The clue was in the compiler warnings: xgraph plays fast and loose with casting between addresses and integers. Sometimes that works, sometimes... So in desperation I checked the gcc man page and started reading, looking for an option which treated all integers as longs. I didn't think this would work, because external libraries might not cooperate.

I didn't find it. But what I found instead was the "-m32" option to compile the code in 32-bit mode even on a 64-bit machine. Hmm... seemed promising. I added this to the head of the "CFLAGS" definition in Makefile (Makefile having been generated with "configure", so this isn't the best approach). I tried it and, ding-ding-ding-ding, the code ran. My little victory shout was probably out of place, since I was on Caltrain at the time...

So now it works.

There's still an issue that when the window is resized the plot can become corrupted. But that's quickly fixed by minimizing then restoring the window.

Here's a screen grab, comparing speed from a ride to smoothed speed as processed with my Ruby script: plot

Sunday, March 11, 2012

fun with JavaScript

After adventures in Perl, then Java, then Ruby, I've been immersed in JavaScript, the language of web UI's.

Writing command line apps is straightforward. For example if the user wants to analyze a specific ride, include the ride ID as a command line argument. Done. Now get on to the juicy data analysis.

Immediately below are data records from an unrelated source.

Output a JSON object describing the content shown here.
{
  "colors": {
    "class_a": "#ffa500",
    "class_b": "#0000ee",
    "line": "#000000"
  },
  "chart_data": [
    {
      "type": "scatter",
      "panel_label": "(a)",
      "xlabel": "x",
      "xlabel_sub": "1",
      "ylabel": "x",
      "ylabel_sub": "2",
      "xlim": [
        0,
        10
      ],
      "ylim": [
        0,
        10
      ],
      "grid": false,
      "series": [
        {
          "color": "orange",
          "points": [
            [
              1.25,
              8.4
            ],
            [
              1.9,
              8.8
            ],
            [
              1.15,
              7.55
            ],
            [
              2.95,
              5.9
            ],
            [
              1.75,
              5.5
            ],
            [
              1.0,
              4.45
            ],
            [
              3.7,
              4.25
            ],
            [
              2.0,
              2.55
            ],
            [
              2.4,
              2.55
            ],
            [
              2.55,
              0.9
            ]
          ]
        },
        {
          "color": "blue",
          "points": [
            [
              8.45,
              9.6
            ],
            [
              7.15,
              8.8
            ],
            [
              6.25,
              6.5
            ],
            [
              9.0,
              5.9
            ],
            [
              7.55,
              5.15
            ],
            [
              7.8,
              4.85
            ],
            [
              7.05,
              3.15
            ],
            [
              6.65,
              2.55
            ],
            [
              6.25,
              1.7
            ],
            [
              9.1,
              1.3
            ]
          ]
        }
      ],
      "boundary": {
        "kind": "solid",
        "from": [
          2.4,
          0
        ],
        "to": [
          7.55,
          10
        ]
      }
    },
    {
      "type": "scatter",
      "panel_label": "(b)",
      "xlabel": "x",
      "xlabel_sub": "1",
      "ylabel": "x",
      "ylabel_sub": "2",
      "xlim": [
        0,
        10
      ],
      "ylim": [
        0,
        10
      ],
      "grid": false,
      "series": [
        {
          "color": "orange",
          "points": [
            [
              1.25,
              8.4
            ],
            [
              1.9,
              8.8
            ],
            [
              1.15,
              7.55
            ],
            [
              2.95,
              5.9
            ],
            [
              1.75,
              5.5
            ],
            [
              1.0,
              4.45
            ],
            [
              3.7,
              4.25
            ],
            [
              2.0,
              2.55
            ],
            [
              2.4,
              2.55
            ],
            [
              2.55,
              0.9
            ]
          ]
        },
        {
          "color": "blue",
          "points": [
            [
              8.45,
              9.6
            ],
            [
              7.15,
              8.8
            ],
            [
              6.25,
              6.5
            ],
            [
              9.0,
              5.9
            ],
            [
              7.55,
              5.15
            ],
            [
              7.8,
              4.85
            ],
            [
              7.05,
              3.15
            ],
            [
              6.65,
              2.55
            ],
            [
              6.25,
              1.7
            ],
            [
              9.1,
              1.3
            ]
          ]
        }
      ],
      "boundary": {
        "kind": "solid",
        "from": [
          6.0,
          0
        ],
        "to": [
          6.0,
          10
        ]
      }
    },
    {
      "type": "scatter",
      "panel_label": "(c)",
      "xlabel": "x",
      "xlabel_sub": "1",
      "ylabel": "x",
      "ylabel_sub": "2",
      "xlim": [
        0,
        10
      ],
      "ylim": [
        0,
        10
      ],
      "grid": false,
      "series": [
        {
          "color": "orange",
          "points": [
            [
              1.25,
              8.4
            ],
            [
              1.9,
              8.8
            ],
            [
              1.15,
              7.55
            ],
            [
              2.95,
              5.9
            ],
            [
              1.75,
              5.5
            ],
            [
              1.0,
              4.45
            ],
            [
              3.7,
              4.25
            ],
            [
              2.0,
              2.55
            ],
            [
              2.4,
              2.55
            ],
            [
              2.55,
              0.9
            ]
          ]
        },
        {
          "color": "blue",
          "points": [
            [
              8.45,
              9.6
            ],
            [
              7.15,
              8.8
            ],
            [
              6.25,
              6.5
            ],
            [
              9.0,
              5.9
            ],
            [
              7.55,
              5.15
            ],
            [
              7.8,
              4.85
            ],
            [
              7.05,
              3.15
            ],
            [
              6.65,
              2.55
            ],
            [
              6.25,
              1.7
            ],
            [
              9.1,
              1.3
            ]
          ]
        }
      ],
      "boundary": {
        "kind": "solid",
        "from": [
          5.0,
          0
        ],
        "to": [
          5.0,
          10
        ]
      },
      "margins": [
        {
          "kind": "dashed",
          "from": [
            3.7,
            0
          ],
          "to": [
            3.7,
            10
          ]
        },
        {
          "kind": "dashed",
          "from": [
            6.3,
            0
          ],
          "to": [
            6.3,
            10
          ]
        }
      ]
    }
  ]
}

But with a user interface, things are much more complex. A bunch of my Strava app ideas begin the same: user specifies a ride, app maps the ride for user reference, various analyses are done and/or actions are taken.

In the Strava API some methods require an authorization key from logging in, while others do not. Among those that do is the method which returns a reduced set of coordinates for a route to allow mapping without transferring the full set of data for the ride. This is important for maps, because it substantially reduces the bandwidth requirement, not only loading the data from Strava, but then subsequently uploading it to Google for map generation. And obviously anything which results in activities being modified, like implementing my motorized segment filter to "clean up" ride data where I kept my computer on while in a train or car, also requires logging in.

So I set for myself the task of implementing the following:

  1. User logs in to Strava.
  2. User is presented with a scrollable list of recent rides from which one can be selected. Alternately, the URL for a ride can be entered in a text entry widget.
  3. The ride is mapped (with the Google Maps API).

This was all a surprising amount of work. There's always details. For example, when you download a list of recent activity info from Strava, it sends the latest 50 rides (no runs), but includes only the ID and the name. I also want to see the time and distance. But to get those, I need to make a separate request, one per ride. This takes a lot of time, so I want to at least display the name first, then fill in the data and time as those become available. Fortunately, the jQuery Ajax method works asynchronously, so I can fill in the ride names (which I know) quickly, then as the queries are answered, fill in the distance and data. This was a lot of time, for what is just one small part of the big picture.

I still need to debug it before making anything public. Everything is still a bit rough around the edges.

Then what? Well, I do have that motorized segment filter I want to implement as a first step. It requires accessing the full dataset, then applying smoothing functions, then estimating power (if Strava hasn't already estimated it for me), then scanning the data for potential transitions to/from a motorized vehicle, then analyze whether the gaps between these transitions are consistent with typical human power. It's a decent amount of bandwidth and a good amount of number crunching. If I convert it to Javascript, I dump all that in the lap of the user. If I keep moving with my Ruby implementation, then it stays with the server. I'm leaning toward the Javascript: even an iPhone can match the number-crunching speed of a Cray computer from 1984, and I'm not sure about running all this on random web servers. But maybe I should give the server-side solution a try, since the server is a guaranteed high-bandwidth connection to Strava. This way the client would need to access only the decimated data stream needed for mapping. So I could try both.